(1) If an NAIC accredited jurisdiction has determined
that an assuming insurer meets the conditions in subsection (c) of
this section, the Commissioner may defer to that jurisdiction's determination,
and add the assuming insurer to the Commissioner's list of assuming
insurers. The Commissioner may accept financial documentation filed
with another NAIC accredited jurisdiction or the NAIC to satisfy the
requirements of subsection (c) of this section.
(2) When an assuming insurer requests that the Commissioner
defer to another NAIC accredited jurisdiction's determination, the
assuming insurer must submit a properly executed Form RJ-1 adopted
by reference in §7.614 of this title and any additional information
the Commissioner requires. If TDI receives a request, TDI will notify
other states through the NAIC committee process and provide relevant
information about the Commissioner's eligibility determination.
(f) If the Commissioner determines that an assuming
insurer no longer meets any requirement under this section, the Commissioner
may revoke or suspend the eligibility of the assuming insurer from
the Commissioner's list of eligible assuming insurers.
(1) While an assuming insurer's eligibility is suspended,
the assuming reinsurer's reinsurance agreements issued, amended, or
renewed after the effective date of the suspension do not qualify
for credit except to the extent that the assuming insurer's obligations
under the agreements are secured in accordance with Insurance Code §493.104
and §7.608(b) of this title (relating to Insurance Ceded to Assuming
Insurers not Authorized in Texas, or Accredited, Trusteed, or Certified
under this Subchapter), §7.610 of this title (relating to Letter
of Credit Requirements), and §7.611 of this title (relating to
Indemnity Reinsurance Agreements--Required Provisions).

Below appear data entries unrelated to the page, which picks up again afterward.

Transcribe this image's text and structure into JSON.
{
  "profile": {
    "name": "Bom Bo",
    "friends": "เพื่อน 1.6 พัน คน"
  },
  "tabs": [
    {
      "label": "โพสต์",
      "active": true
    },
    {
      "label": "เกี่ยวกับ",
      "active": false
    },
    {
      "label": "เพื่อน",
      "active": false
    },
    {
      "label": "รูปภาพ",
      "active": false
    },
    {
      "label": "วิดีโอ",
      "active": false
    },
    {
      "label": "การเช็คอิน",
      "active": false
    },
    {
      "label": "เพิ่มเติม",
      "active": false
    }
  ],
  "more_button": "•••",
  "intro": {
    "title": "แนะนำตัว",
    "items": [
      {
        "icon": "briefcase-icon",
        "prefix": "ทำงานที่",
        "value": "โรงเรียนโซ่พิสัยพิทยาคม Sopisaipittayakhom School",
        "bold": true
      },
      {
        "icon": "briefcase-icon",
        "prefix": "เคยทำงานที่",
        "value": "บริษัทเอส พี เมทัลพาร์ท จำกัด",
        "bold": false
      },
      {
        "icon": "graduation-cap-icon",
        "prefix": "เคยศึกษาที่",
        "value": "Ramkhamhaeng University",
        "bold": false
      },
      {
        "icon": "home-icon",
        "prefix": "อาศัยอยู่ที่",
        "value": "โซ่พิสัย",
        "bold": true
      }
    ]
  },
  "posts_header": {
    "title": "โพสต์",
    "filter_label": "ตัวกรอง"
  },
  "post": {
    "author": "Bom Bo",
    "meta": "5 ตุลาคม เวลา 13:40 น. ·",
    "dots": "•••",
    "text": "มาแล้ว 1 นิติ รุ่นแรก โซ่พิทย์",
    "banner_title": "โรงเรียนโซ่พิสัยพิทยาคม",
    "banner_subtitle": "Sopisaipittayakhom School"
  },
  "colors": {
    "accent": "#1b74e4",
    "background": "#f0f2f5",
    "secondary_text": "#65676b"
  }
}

(2) If an assuming insurer's eligibility is revoked,
no credit for the assuming reinsurer's reinsurance, including reinsurance
agreements entered into before the date of revocation, may be granted
after the effective date of the revocation except to the extent that
the assuming insurer's obligations under the agreements are secured
in a form acceptable to the Commissioner and consistent with Insurance
Code §493.104 and §§7.608(b), 7.610, and 7.611 of this
title.
(g) Before denying statement credit, imposing a requirement
to post security under subsection (f) of this section, or adopting
any similar requirement that has substantially the same regulatory
impact as security, the Commissioner shall:
(1) communicate with the ceding insurer, the assuming
insurer, and the assuming insurer's supervisory authority that the
assuming insurer no longer satisfies one of the conditions in subsection
(c) of this section;
(2) allow the assuming insurer 30 days after the initial
communication under paragraph (1) of this subsection to submit a plan
to remedy the defect, and 90 days after that communication to remedy
the defect, except in exceptional circumstances in which a shorter
period is necessary for policyholder and other consumer protection;
(3) after the expiration of the 90-day period or, if
applicable, the shorter period for exceptional circumstances described
by paragraph (2) of this subsection, if the Commissioner determines
that the assuming insurer took no or insufficient action to remedy
the defect, the Commissioner may impose any requirement in this subsection;
and
(4) provide a written explanation to the assuming insurer
of any requirement in this subsection.
(h) If a ceding insurer is subject to a legal process
of rehabilitation, liquidation, or conservation, the ceding insurer
or its representative may seek and, if determined appropriate by the
court in which the proceedings are pending, obtain an order requiring
that the assuming insurer post security for all outstanding liabilities.